Even after Kingman reported downtown to be fingerprinted, no one would tell him what he had been charged with. He was told that he would be appointed an attorney who would answer all his questions.
Now he stands charged with theft and possession of stolen property. If he is convicted, he may have to serve out seven and a half years for probation violation and a possible five more for the new crime. If what he did was a crime.
Kingman's trial has been repeatedly pushed further and further into the future as lawyers for both sides wade through their discovery process. Meanwhile, he harbors a long list of questions about his case. He wonders why Sonny Harris and the art brokers Jerre Lynn Wick and Michael Burns didn't conspire as much as he did; he claims that Burns, after all, set up the meeting with the undercover appraiser. He wonders if the FBI followed up on the Mauriellos' claims to have access to other stolen art, why possession of an artwork someone else stole--and a phony artwork, at that--seems more important than the theft itself. And why the justice system turns a blind eye to those questions while rolling mindlessly down on him like an infernal machine, without regard to his intent in the whole transaction. The answer, he thinks, is that someone has to go to jail to justify the considerable lengths that the FBI traveled to catch him.

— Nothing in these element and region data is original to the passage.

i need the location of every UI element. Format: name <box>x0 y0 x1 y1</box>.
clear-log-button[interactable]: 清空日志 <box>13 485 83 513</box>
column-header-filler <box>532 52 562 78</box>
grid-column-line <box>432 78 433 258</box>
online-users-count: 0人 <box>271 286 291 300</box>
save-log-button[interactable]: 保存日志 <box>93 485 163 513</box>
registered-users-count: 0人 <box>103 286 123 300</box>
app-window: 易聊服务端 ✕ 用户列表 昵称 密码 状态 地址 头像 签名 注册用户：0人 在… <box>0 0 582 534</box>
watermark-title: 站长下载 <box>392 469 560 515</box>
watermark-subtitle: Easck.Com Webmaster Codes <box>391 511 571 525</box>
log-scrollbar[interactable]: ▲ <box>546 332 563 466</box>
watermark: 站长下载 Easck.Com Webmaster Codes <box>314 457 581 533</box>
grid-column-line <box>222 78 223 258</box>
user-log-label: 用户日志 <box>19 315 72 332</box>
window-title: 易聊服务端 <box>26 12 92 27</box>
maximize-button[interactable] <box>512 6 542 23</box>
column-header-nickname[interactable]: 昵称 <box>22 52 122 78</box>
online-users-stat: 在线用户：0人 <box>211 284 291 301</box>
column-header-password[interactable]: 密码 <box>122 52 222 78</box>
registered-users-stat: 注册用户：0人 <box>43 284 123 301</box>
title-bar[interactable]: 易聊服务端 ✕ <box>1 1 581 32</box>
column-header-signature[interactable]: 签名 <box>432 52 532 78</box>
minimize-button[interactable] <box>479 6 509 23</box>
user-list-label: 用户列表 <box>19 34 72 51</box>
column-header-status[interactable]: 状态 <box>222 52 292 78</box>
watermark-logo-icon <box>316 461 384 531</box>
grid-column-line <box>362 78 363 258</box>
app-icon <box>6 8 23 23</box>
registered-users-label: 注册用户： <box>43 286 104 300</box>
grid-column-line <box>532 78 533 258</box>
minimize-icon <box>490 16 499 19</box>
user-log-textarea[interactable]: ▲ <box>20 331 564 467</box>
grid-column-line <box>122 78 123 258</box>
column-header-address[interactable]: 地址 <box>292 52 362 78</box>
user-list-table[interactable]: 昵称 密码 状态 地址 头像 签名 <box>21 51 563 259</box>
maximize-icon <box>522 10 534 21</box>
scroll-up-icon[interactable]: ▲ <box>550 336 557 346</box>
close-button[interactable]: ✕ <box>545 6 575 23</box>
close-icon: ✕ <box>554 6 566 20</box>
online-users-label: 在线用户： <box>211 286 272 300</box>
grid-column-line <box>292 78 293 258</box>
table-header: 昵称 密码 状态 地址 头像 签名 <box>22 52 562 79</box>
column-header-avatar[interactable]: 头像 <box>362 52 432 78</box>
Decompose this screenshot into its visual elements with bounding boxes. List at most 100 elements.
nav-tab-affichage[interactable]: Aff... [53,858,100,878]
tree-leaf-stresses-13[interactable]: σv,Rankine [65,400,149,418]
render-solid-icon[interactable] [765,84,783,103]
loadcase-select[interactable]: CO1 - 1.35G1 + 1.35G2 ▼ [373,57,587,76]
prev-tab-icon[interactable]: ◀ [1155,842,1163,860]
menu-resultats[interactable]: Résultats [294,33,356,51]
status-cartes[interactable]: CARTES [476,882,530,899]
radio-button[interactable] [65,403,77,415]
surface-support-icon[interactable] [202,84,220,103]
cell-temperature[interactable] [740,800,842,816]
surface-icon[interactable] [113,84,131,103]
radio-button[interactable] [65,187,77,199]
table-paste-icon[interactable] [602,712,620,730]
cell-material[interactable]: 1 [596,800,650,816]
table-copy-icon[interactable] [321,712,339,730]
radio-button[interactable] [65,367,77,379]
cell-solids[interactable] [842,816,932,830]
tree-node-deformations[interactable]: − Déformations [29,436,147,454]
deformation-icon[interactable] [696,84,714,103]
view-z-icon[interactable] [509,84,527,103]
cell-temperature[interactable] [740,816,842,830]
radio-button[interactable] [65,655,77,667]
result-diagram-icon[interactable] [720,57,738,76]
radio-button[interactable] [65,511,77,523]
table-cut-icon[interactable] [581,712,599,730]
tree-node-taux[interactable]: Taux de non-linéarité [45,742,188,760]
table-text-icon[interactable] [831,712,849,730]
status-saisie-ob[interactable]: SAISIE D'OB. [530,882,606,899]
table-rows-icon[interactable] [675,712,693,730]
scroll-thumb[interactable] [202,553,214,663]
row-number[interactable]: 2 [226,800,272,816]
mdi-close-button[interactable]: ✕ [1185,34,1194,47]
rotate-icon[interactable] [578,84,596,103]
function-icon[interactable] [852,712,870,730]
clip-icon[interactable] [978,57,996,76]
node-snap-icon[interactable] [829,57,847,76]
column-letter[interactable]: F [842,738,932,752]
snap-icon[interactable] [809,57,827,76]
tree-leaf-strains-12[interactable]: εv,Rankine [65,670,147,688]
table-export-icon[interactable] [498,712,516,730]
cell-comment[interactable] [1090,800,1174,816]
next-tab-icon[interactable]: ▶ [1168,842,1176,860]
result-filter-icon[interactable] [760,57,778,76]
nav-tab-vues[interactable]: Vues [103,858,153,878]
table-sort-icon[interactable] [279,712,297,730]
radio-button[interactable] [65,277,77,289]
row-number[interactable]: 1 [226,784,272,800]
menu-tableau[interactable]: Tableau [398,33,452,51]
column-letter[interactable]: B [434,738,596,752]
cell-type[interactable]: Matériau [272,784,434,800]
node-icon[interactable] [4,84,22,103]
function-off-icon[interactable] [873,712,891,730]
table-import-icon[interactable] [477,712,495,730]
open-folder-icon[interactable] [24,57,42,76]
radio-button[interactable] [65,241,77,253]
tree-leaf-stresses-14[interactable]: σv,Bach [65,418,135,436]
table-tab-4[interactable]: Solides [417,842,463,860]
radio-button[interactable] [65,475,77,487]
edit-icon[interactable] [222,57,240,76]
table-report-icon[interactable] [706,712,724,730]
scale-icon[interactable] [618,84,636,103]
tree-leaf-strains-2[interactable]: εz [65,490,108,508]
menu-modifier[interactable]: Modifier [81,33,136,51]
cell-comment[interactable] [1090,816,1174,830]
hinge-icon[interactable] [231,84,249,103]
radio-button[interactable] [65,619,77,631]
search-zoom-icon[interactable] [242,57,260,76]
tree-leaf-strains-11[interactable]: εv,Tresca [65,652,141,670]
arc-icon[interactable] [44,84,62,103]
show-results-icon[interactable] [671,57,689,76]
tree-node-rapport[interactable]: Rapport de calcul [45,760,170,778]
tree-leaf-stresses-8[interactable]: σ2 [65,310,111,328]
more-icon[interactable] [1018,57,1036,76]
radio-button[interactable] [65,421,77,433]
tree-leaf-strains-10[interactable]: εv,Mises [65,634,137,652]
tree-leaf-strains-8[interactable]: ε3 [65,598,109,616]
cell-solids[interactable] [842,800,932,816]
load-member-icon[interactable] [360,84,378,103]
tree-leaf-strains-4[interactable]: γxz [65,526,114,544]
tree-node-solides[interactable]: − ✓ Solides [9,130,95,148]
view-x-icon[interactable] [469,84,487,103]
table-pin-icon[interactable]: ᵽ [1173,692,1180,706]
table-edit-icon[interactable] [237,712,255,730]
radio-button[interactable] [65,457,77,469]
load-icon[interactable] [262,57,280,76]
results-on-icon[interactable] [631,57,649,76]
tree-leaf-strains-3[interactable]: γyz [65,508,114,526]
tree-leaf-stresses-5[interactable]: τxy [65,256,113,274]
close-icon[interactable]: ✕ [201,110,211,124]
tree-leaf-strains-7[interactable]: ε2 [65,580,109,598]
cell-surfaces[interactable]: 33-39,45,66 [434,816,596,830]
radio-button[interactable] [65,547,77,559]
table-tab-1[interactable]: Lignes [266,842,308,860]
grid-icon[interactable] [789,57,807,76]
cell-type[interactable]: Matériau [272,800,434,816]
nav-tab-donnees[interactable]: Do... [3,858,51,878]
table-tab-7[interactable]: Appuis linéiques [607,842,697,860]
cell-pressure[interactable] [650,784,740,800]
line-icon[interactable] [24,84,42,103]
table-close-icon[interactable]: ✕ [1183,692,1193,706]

Joaqu°n Alvarez, the owner of the painting, ponders the irony of Kingman's condition. "I feel sorry for the poor baseball player," he says, "and I certainly don't think that's where the investigation should go." He has even offered to fly to Phoenix from Spain to testify in Kingman's trial.
Alvarez now wants the painting back, even though it is a fake, and even though he told police nine years ago that he didn't want the matter pursued. This renewed interest on his part has fueled breathless new speculation that the painting being held as evidence in the FBI vault is real and that the viscount has been keeping a poker face all these years. Alvarez now claims that investigators X-rayed the artwork and found another painting beneath the faux Picasso, bringing whole new levels of mystery to the affair. Kingman has joked that he wouldn't mind having the painting in his own living room as a conversation piece. It could also serve as a caution against embarking on any other hare-brained schemes. "I've picked out an epitaph for my tombstone: 'The truth is overrated,'" he says. "I don't know if it's from losing 20 games or from being a professional athlete, but I don't really give a fuck, because appearances are so full of shit, anyway.